Sallie Mae to shift 2,000 jobs to U.S. from overseas
Student loan company Sallie Mae plans to move its overseas operations back to the United States, creating 2,000 domestic jobs, in what analysts called an attempt to curry favor with the Obama administration.
SLM Corp, as the company is legally known, said on Monday it plans to add staff over the next 18 months in call centers, information technology and operations support across the United States. A spokeswoman said the company will pull jobs from India, Mexico and the Philippines.
The move will cost about $35 million per year, Chief Executive Albert Lord said at a press conference attended by Rep. Paul Kanjorski and Sen. Robert Casey, both Democrats from Pennsylvania, where the new jobs will be located.

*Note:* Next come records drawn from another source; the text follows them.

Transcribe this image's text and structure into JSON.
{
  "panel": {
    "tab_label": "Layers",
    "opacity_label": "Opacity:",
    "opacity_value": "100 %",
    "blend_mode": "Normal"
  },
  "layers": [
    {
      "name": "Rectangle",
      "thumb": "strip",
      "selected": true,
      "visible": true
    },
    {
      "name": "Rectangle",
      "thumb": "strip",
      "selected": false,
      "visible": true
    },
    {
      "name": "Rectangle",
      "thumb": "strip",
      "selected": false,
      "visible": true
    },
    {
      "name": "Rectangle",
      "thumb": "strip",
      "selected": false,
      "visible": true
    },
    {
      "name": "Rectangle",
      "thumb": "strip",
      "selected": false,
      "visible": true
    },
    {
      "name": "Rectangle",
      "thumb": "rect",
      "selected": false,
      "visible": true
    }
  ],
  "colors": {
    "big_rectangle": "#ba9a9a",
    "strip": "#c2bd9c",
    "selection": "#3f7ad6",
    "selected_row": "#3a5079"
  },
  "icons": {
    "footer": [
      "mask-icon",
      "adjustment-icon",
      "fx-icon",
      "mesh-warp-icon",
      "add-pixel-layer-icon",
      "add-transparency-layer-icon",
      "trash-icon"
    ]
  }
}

We have reversed our decision to move people offshore, Lord said at a press conference at the company's facility in Wilkes-Barre, Pennsylvania, which will gain 600 new jobs.

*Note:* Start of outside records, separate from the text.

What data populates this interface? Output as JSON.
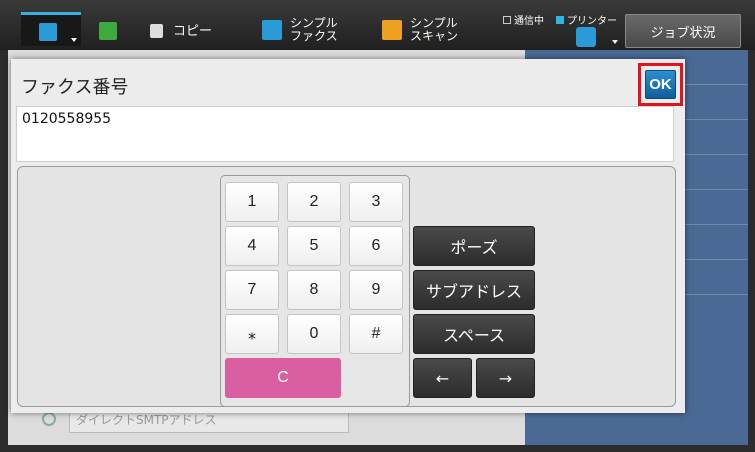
{
  "topbar": {
    "copy_label": "コピー",
    "simple_fax_label_1": "シンプル",
    "simple_fax_label_2": "ファクス",
    "simple_scan_label_1": "シンプル",
    "simple_scan_label_2": "スキャン",
    "status_comm": "通信中",
    "status_printer": "プリンター",
    "job_status_label": "ジョブ状況"
  },
  "background": {
    "bottom_field_text": "ダイレクトSMTPアドレス"
  },
  "dialog": {
    "title": "ファクス番号",
    "ok_label": "OK",
    "number_value": "0120558955"
  },
  "keypad": {
    "keys": [
      "1",
      "2",
      "3",
      "4",
      "5",
      "6",
      "7",
      "8",
      "9",
      "⁎",
      "0",
      "#"
    ],
    "clear_label": "C"
  },
  "function_keys": {
    "pause": "ポーズ",
    "subaddress": "サブアドレス",
    "space": "スペース",
    "left": "←",
    "right": "→"
  },
  "colors": {
    "accent_blue": "#2a9bd6",
    "ok_highlight": "#e0141e",
    "clear_pink": "#d95fa2"
  }
}
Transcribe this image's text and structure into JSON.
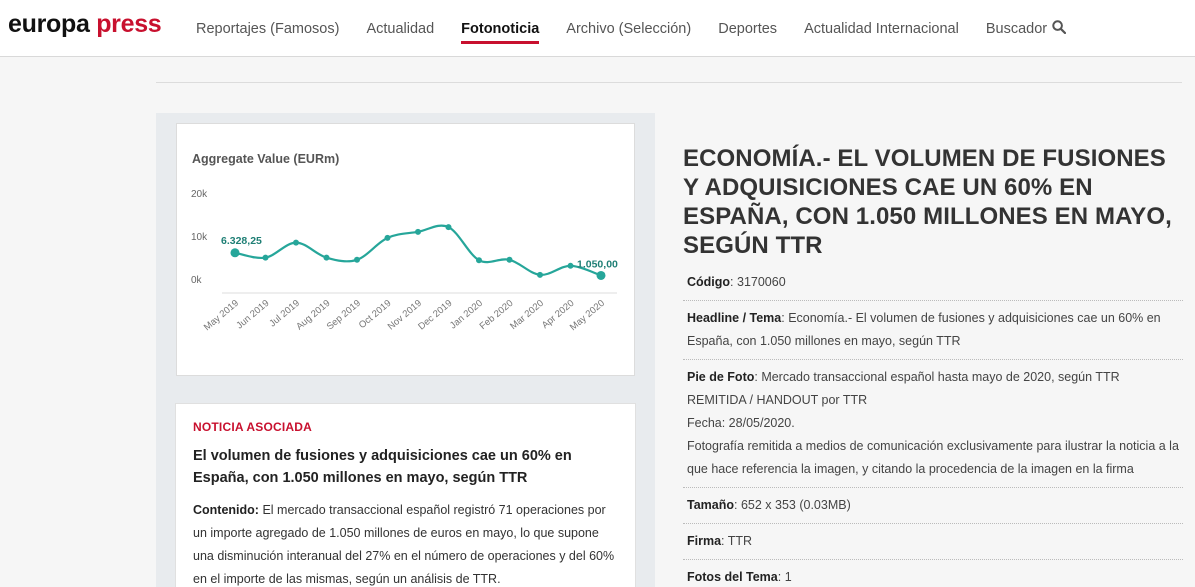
{
  "logo": {
    "part1": "europa ",
    "part2": "press"
  },
  "nav": {
    "items": [
      {
        "label": "Reportajes (Famosos)"
      },
      {
        "label": "Actualidad"
      },
      {
        "label": "Fotonoticia"
      },
      {
        "label": "Archivo (Selección)"
      },
      {
        "label": "Deportes"
      },
      {
        "label": "Actualidad Internacional"
      },
      {
        "label": "Buscador"
      }
    ],
    "active_index": 2
  },
  "chart_data": {
    "type": "line",
    "title": "Aggregate Value (EURm)",
    "categories": [
      "May 2019",
      "Jun 2019",
      "Jul 2019",
      "Aug 2019",
      "Sep 2019",
      "Oct 2019",
      "Nov 2019",
      "Dec 2019",
      "Jan 2020",
      "Feb 2020",
      "Mar 2020",
      "Apr 2020",
      "May 2020"
    ],
    "values": [
      6328.25,
      5200,
      8700,
      5200,
      4700,
      9800,
      11200,
      12300,
      4600,
      4700,
      1200,
      3300,
      1050
    ],
    "ylim": [
      0,
      20000
    ],
    "yticks": [
      "0k",
      "10k",
      "20k"
    ],
    "annotations": [
      {
        "index": 0,
        "label": "6.328,25"
      },
      {
        "index": 12,
        "label": "1.050,00"
      }
    ],
    "grid": false,
    "color": "#26a69a"
  },
  "news": {
    "tag": "NOTICIA ASOCIADA",
    "title": "El volumen de fusiones y adquisiciones cae un 60% en España, con 1.050 millones en mayo, según TTR",
    "content_label": "Contenido:",
    "content": " El mercado transaccional español registró 71 operaciones por un importe agregado de 1.050 millones de euros en mayo, lo que supone una disminución interanual del 27% en el número de operaciones y del 60% en el importe de las mismas, según un análisis de TTR."
  },
  "article": {
    "headline": "ECONOMÍA.- EL VOLUMEN DE FUSIONES Y ADQUISICIONES CAE UN 60% EN ESPAÑA, CON 1.050 MILLONES EN MAYO, SEGÚN TTR",
    "codigo_label": "Código",
    "codigo": ": 3170060",
    "headline_label": "Headline / Tema",
    "headline_value": ": Economía.- El volumen de fusiones y adquisiciones cae un 60% en España, con 1.050 millones en mayo, según TTR",
    "pie_label": "Pie de Foto",
    "pie_line1": ": Mercado transaccional español hasta mayo de 2020, según TTR",
    "pie_line2": "REMITIDA / HANDOUT por TTR",
    "pie_line3": "Fecha: 28/05/2020.",
    "pie_line4": "Fotografía remitida a medios de comunicación exclusivamente para ilustrar la noticia a la que hace referencia la imagen, y citando la procedencia de la imagen en la firma",
    "tamano_label": "Tamaño",
    "tamano": ": 652 x 353 (0.03MB)",
    "firma_label": "Firma",
    "firma": ": TTR",
    "fotos_label": "Fotos del Tema",
    "fotos": ": 1"
  }
}
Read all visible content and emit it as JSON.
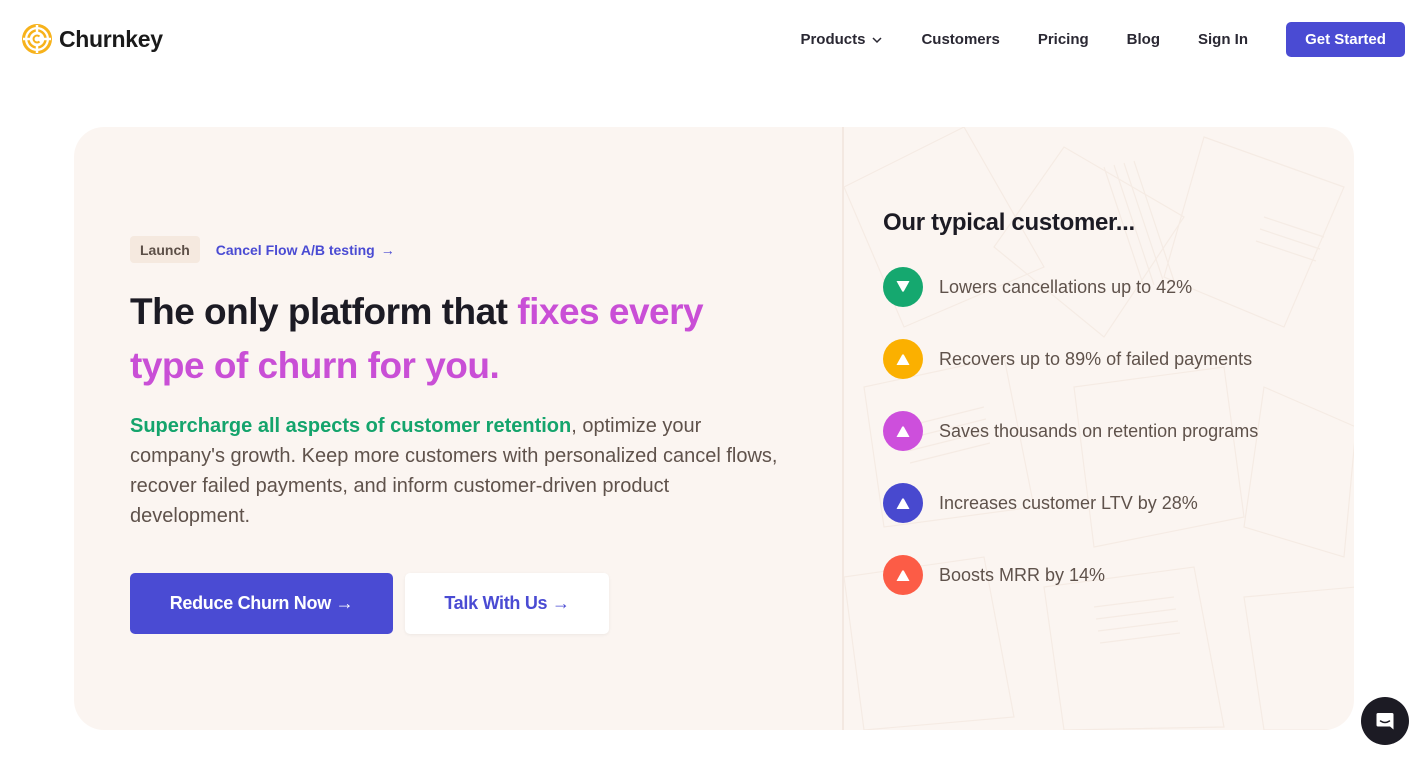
{
  "brand": {
    "name": "Churnkey",
    "logo_icon": "churnkey-logo-icon",
    "logo_color": "#f7b21b"
  },
  "nav": {
    "items": [
      {
        "label": "Products",
        "has_dropdown": true
      },
      {
        "label": "Customers"
      },
      {
        "label": "Pricing"
      },
      {
        "label": "Blog"
      },
      {
        "label": "Sign In"
      }
    ],
    "cta_label": "Get Started"
  },
  "hero": {
    "badge": "Launch",
    "badge_link": "Cancel Flow A/B testing",
    "badge_link_arrow": "→",
    "headline_plain": "The only platform that ",
    "headline_accent": "fixes every type of churn for you.",
    "description_highlight": "Supercharge all aspects of customer retention",
    "description_rest": ", optimize your company's growth. Keep more customers with personalized cancel flows, recover failed payments, and inform customer-driven product development.",
    "primary_button": "Reduce Churn Now →",
    "secondary_button": "Talk With Us →"
  },
  "stats": {
    "title": "Our typical customer...",
    "items": [
      {
        "text": "Lowers cancellations up to 42%",
        "icon": "triangle-down-icon",
        "color": "#15a86f"
      },
      {
        "text": "Recovers up to 89% of failed payments",
        "icon": "triangle-up-icon",
        "color": "#fbb000"
      },
      {
        "text": "Saves thousands on retention programs",
        "icon": "triangle-up-icon",
        "color": "#cd4fdc"
      },
      {
        "text": "Increases customer LTV by 28%",
        "icon": "triangle-up-icon",
        "color": "#4849cf"
      },
      {
        "text": "Boosts MRR by 14%",
        "icon": "triangle-up-icon",
        "color": "#fc5c46"
      }
    ]
  },
  "colors": {
    "primary": "#4a4bd3",
    "accent_pink": "#c94fd6",
    "accent_green": "#14a46c",
    "card_bg": "#fbf5f1"
  },
  "chat_widget": {
    "icon": "chat-icon"
  }
}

Analysts called the move a bid to build political capital in Washington as the Obama administration plots major changes to the student loan market.
The administration has proposed a 2010 budget that could hurt Sallie Mae's business by shifting all federal student loans into a program administered by the Department of Education.

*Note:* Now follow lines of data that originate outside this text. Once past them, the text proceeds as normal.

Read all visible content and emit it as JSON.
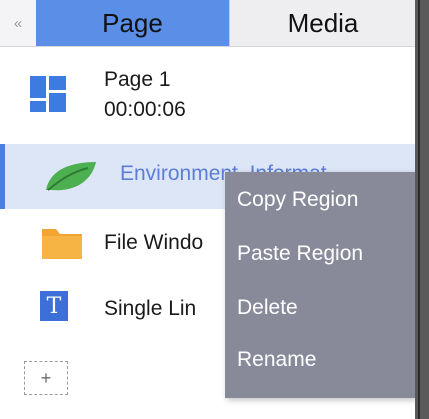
{
  "header": {
    "collapse_glyph": "«",
    "tabs": [
      {
        "label": "Page"
      },
      {
        "label": "Media"
      }
    ]
  },
  "items": [
    {
      "icon": "page-layout-icon",
      "label": "Page 1",
      "sub": "00:00:06"
    },
    {
      "icon": "leaf-icon",
      "label": "Environment_Informat"
    },
    {
      "icon": "folder-icon",
      "label": "File Windo"
    },
    {
      "icon": "text-icon",
      "label": "Single Lin"
    }
  ],
  "add_button": {
    "label": "+"
  },
  "context_menu": {
    "items": [
      {
        "label": "Copy Region"
      },
      {
        "label": "Paste Region"
      },
      {
        "label": "Delete"
      },
      {
        "label": "Rename"
      }
    ]
  },
  "colors": {
    "accent": "#5b8ee6",
    "selected_bg": "#dde6f7",
    "menu_bg": "#888a9a",
    "leaf": "#4caf50",
    "folder": "#f3a534",
    "text_icon": "#3d6fd9"
  }
}
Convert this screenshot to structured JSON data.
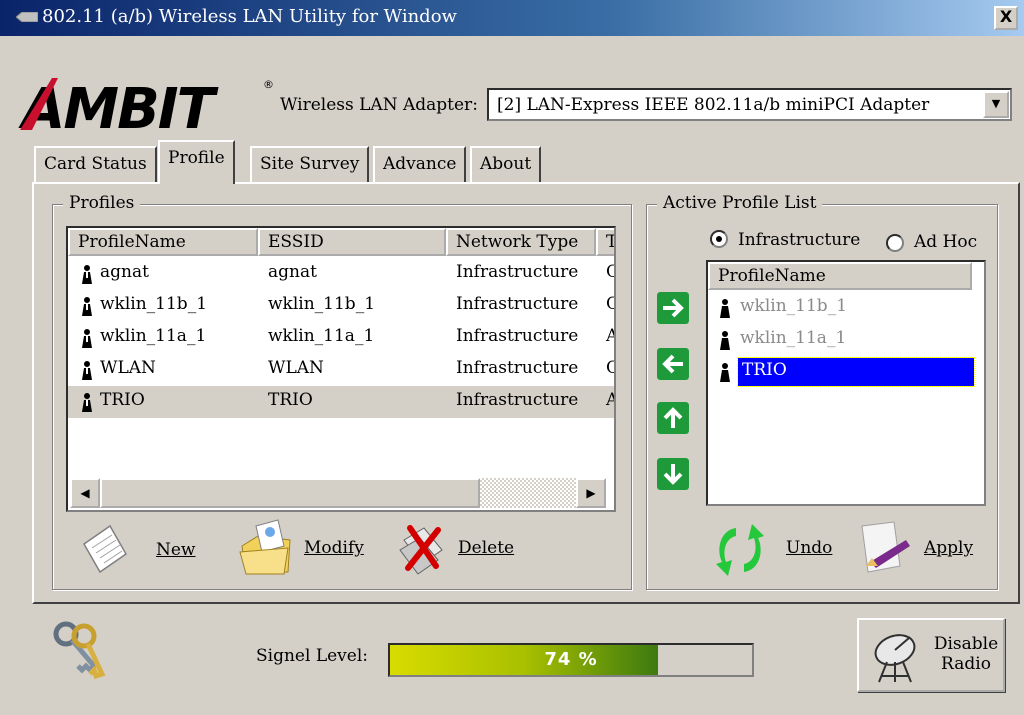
{
  "window": {
    "title": "802.11 (a/b) Wireless LAN Utility for Window",
    "close_label": "X"
  },
  "brand": {
    "logo_text": "AMBIT",
    "registered": "®"
  },
  "adapter": {
    "label": "Wireless LAN Adapter:",
    "selected": "[2] LAN-Express IEEE 802.11a/b miniPCI Adapter"
  },
  "tabs": [
    {
      "label": "Card Status"
    },
    {
      "label": "Profile",
      "active": true
    },
    {
      "label": "Site Survey"
    },
    {
      "label": "Advance"
    },
    {
      "label": "About"
    }
  ],
  "profiles": {
    "legend": "Profiles",
    "columns": [
      "ProfileName",
      "ESSID",
      "Network Type",
      "T"
    ],
    "rows": [
      {
        "name": "agnat",
        "essid": "agnat",
        "type": "Infrastructure",
        "extra": "C"
      },
      {
        "name": "wklin_11b_1",
        "essid": "wklin_11b_1",
        "type": "Infrastructure",
        "extra": "C"
      },
      {
        "name": "wklin_11a_1",
        "essid": "wklin_11a_1",
        "type": "Infrastructure",
        "extra": "A"
      },
      {
        "name": "WLAN",
        "essid": "WLAN",
        "type": "Infrastructure",
        "extra": "C"
      },
      {
        "name": "TRIO",
        "essid": "TRIO",
        "type": "Infrastructure",
        "extra": "A",
        "selected": true
      }
    ],
    "actions": {
      "new": "New",
      "modify": "Modify",
      "delete": "Delete"
    }
  },
  "active_list": {
    "legend": "Active Profile List",
    "mode_infrastructure": "Infrastructure",
    "mode_adhoc": "Ad Hoc",
    "mode_selected": "Infrastructure",
    "column": "ProfileName",
    "items": [
      {
        "name": "wklin_11b_1",
        "dimmed": true
      },
      {
        "name": "wklin_11a_1",
        "dimmed": true
      },
      {
        "name": "TRIO",
        "selected": true
      }
    ],
    "actions": {
      "undo": "Undo",
      "apply": "Apply"
    }
  },
  "status": {
    "signal_label": "Signel Level:",
    "signal_percent": 74,
    "signal_text": "74 %",
    "radio_button_line1": "Disable",
    "radio_button_line2": "Radio"
  },
  "colors": {
    "selection": "#0000ff",
    "window": "#d4d0c8",
    "titlebar": "#0a246a",
    "arrow_green": "#1e9a3a"
  },
  "icons": [
    "network-card-icon",
    "close-icon",
    "ambit-logo",
    "dropdown-arrow-icon",
    "person-icon",
    "new-document-icon",
    "modify-folder-icon",
    "delete-icon",
    "arrow-right-icon",
    "arrow-left-icon",
    "arrow-up-icon",
    "arrow-down-icon",
    "undo-icon",
    "apply-icon",
    "keys-icon",
    "satellite-dish-icon"
  ]
}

Michael Taiano, analyst at Sandler O'Neill & Partners in New York, said of Sallie Mae's maneuver, Will it help them overturn Obama's budget proposal? I don't think so.
The company is likely hoping that moving jobs back to the United States will earn it goodwill from the administration, Taiano said, putting Sallie Mae in a better position when the details of the student loan program are worked out.
It probably doesn't hurt to build up political capital, and bringing jobs back to the U.S. certainly does that, he said.
Sallie Mae, the largest U.S. student loan company, employs more than 8,000 people in the United States. It has struggled during the credit crunch to finance the loans it makes to students.
We were at a point where we could not make a student loan at a profit, Lord said of late 2007 and early 2008, adding that Obama's education plan sparked the company's jobs reversal.
The president's budget is often portrayed as bad for our business, but I don't see it that way, he said.
He said the White House wants student loans administered, serviced and collected by the private sector, which bodes well for Sallie Mae.
The current loan system may need a few tweaks but it essentially works and will yield the budget savings the president wants, Lord said. If I didn't feel that was going to happen, we surely wouldn't be bringing 2,000 jobs back to this country.
The company reported a net loss of $216 million in the fourth quarter, in which it made $4.8 billion in student loans.
Last month, rating agency Standard & Poor's said Sallie Mae, with $33.9 billion of rated debt, was at risk for a cut to junk status from investment grade. Its shares have fallen 39 percent this year.
The shares were up 17 cents or 3.2 percent at $5.52 on the New York Stock Exchange on Monday afternoon, off an earlier high at $5.85.